In a couple of years, all laptops will be Surface like and all major mobile
OEMs will offer some kind of Continuum.

------
fffrad
Low sales means last years model is still performing pretty well. In fact, the
model from two years ago is still doing just fine.

Here is a post from two years ago where we discussed this:
[https://news.ycombinator.com/item?id=6606056](https://news.ycombinator.com/item?id=6606056)

------
hbcondo714
If VR picks up, then I would think PC sales would pick up too. To run oculus
rift, you need a high-end PC with dedicated graphics, 3 USB 3.0 ports and
more:

[https://www.oculus.com/en-us/oculus-ready-pcs/](https://www.oculus.com/en-
us/oculus-ready-pcs/)

------
Qantourisc
Personally waiting on AMD Zen ;) And some spare cash for SSD. Then again I
never buy a complete PC.

------
aladine
It is understandable. With the risen trend of phone and tablet. Even some
server can run on clould.

------
xbmcuser
PC sale are at historic high. The form factor for pc has changed to
smartphones and tablets

------
chemmail
Sell computers, can confirm.

------
michaelbuddy
this is obvious to everyone. PC sales were inflated for 2 decades anyway. Most
people never really needed one in their own home in the first place, it was a
luxury for so many. That and it's so easy to knock together a used PC that
will perform fantastically, that techies can drop their old gear onto their
family and they won't need to purchase anything yet again.

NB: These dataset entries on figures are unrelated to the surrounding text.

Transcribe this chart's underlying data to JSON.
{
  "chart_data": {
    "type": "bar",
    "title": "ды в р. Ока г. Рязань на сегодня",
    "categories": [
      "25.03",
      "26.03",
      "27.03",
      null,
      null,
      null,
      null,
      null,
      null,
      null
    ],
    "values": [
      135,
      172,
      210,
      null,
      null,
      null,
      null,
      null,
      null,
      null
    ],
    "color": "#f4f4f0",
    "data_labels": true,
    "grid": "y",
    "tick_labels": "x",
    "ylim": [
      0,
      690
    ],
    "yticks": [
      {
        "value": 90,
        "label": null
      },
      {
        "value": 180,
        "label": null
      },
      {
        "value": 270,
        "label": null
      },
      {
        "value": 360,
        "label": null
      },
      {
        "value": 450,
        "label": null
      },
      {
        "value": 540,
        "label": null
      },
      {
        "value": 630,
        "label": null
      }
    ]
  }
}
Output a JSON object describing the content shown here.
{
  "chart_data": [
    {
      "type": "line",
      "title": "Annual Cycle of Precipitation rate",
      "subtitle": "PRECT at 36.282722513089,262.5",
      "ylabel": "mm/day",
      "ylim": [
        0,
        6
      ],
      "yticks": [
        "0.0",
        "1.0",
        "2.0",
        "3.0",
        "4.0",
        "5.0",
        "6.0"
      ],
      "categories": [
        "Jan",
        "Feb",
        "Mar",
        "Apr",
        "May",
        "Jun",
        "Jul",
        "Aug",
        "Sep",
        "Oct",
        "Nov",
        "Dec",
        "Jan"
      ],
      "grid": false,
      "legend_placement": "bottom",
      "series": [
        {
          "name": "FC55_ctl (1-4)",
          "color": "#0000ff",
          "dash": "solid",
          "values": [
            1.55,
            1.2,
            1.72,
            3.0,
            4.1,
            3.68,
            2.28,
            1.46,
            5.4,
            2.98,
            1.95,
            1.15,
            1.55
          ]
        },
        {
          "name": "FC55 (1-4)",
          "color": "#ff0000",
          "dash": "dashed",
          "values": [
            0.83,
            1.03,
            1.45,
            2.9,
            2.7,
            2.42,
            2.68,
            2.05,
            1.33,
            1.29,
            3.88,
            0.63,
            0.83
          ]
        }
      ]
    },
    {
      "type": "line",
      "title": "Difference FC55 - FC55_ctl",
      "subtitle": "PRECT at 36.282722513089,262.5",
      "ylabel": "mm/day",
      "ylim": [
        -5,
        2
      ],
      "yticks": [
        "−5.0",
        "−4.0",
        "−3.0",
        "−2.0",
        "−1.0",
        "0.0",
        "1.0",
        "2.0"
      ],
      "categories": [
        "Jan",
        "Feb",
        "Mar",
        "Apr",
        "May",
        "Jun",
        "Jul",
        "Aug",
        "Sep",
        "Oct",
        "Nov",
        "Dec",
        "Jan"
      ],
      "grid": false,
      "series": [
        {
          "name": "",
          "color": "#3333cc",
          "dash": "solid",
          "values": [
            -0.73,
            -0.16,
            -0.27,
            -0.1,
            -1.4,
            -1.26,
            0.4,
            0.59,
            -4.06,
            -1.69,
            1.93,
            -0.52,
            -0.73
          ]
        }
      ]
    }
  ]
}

As long as people can internet, print, file taxes, write and open documents
from their PTO, that's all the vast population ever needed. iPads and other
Tablets do nearly all that and give people an easier library of utilities and
games to tool around with than they ever had on a PC. Not only that but the
phones and tablets hold and take the digital photos for people. People can
share faster than they ever could on a PC using their phone. They have access
to graphics software they never understood on a PC.

But PCs will continue to innovate. Especially the laptop form factor that can
dock with a high powered video card.